The PT is the oldest car in the test, so obviously it's going to perform the worst - it's a decade-old design! Chrysler so thoroughly dropped the ball on this car that it would be comical if it weren't so tragic - they had a great start, and then they made the new
Sebring, of all things! Someone thought
that was a better idea?
Jalopnik.com also reported on this (too bad that site is chock-full of airhead members who hate the PT, but somehow are encouraged to post!), and reading the press release, I was struck by one overwhelming fact: the insurance industry wants all drivers to be completely insulated from any need to know how to
drive, to so absolve them from any responsibility to
avoid accidents in the first place that it borders on criminal! Apparently, no car which is not an absolute cocoon, which has so many airbags that the occupants stand more of a chance of suffocating than being injured by the impact, is acceptable.
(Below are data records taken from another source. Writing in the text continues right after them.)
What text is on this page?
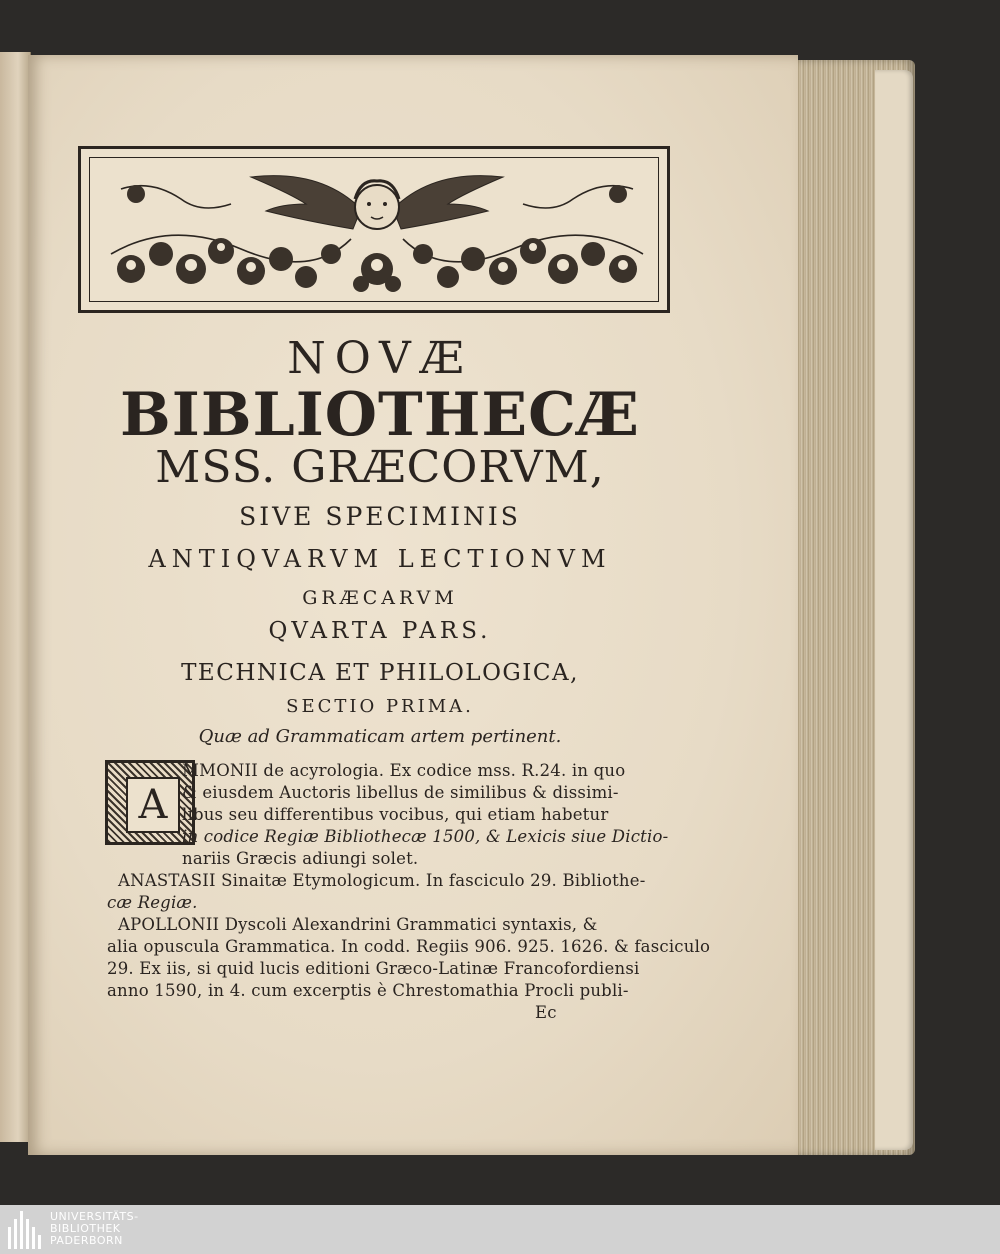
NOVÆ
BIBLIOTHECÆ
MSS. GRÆCORVM,
SIVE SPECIMINIS
ANTIQVARVM LECTIONVM
GRÆCARVM
QVARTA PARS.
TECHNICA ET PHILOLOGICA,
SECTIO PRIMA.
Quæ ad Grammaticam artem pertinent.
A
MMONII de acyrologia. Ex codice mss. R.24. in quo
& eiusdem Auctoris libellus de similibus & dissimi-
libus seu differentibus vocibus, qui etiam habetur
in codice Regiæ Bibliothecæ 1500, & Lexicis siue Dictio-
nariis Græcis adiungi solet.
ANASTASII Sinaitæ Etymologicum. In fasciculo 29. Bibliothe-
cæ Regiæ.
APOLLONII Dyscoli Alexandrini Grammatici syntaxis, &
alia opuscula Grammatica. In codd. Regiis 906. 925. 1626. & fasciculo
29. Ex iis, si quid lucis editioni Græco-Latinæ Francofordiensi
anno 1590, in 4. cum excerptis è Chrestomathia Procli publi-
Ec
UNIVERSITÄTS-
BIBLIOTHEK
PADERBORN
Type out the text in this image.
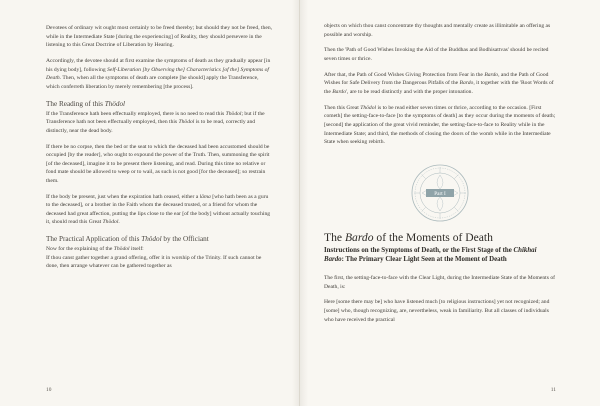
Devotees of ordinary wit ought most certainly to be freed thereby; but should they not be freed, then, while in the Intermediate State [during the experiencing] of Reality, they should persevere in the listening to this Great Doctrine of Liberation by Hearing.

Accordingly, the devotee should at first examine the symptoms of death as they gradually appear [in his dying body], following Self-Liberation [by Observing the] Characteristics [of the] Symptoms of Death. Then, when all the symptoms of death are complete [he should] apply the Transference, which conferreth liberation by merely remembering [the process].

The Reading of this Thödol

If the Transference hath been effectually employed, there is no need to read this Thödol; but if the Transference hath not been effectually employed, then this Thödol is to be read, correctly and distinctly, near the dead body.

If there be no corpse, then the bed or the seat to which the deceased had been accustomed should be occupied [by the reader], who ought to expound the power of the Truth. Then, summoning the spirit [of the deceased], imagine it to be present there listening, and read. During this time no relative or fond mate should be allowed to weep or to wail, as such is not good [for the deceased]; so restrain them.

If the body be present, just when the expiration hath ceased, either a lāma [who hath been as a guru to the deceased], or a brother in the Faith whom the deceased trusted, or a friend for whom the deceased had great affection, putting the lips close to the ear [of the body] without actually touching it, should read this Great Thödol.

The Practical Application of this Thödol by the Officiant

Now for the explaining of the Thödol itself:

If thou canst gather together a grand offering, offer it in worship of the Trinity. If such cannot be done, then arrange whatever can be gathered together as

10

objects on which thou canst concentrate thy thoughts and mentally create as illimitable an offering as possible and worship.

Then the 'Path of Good Wishes Invoking the Aid of the Buddhas and Bodhisattvas' should be recited seven times or thrice.

After that, the Path of Good Wishes Giving Protection from Fear in the Bardo, and the Path of Good Wishes for Safe Delivery from the Dangerous Pitfalls of the Bardo, it together with the 'Root Words of the Bardo', are to be read distinctly and with the proper intonation.

Then this Great Thödol is to be read either seven times or thrice, according to the occasion. [First cometh] the setting-face-to-face [to the symptoms of death] as they occur during the moments of death; [second] the application of the great vivid reminder, the setting-face-to-face to Reality while in the Intermediate State; and third, the methods of closing the doors of the womb while in the Intermediate State when seeking rebirth.

Part I
The Bardo of the Moments of Death
Instructions on the Symptoms of Death, or the First Stage of the Chikhai Bardo: The Primary Clear Light Seen at the Moment of Death

The first, the setting-face-to-face with the Clear Light, during the Intermediate State of the Moments of Death, is:

Here [some there may be] who have listened much [to religious instructions] yet not recognized; and [some] who, though recognizing, are, nevertheless, weak in familiarity. But all classes of individuals who have received the practical

11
When was the last time you heard the insurance industry propose stricter standards for receiving a license to drive? Apparently, driving is a 'right' now, not a privilege; any sort of restriction is either politically incorrect or somehow racist, because it affects certain 'oppressed' economic demographics - we can't expect higher licensing fees or education because the cost of education would 'deprive' someone of their God- (or GM-) given "right" to drive.
Better to deprive fellow drivers of their lives when the person has no skills and no responsibility. Just keep texting and talking - the car is only an inconvenient distraction from the "important" stuff.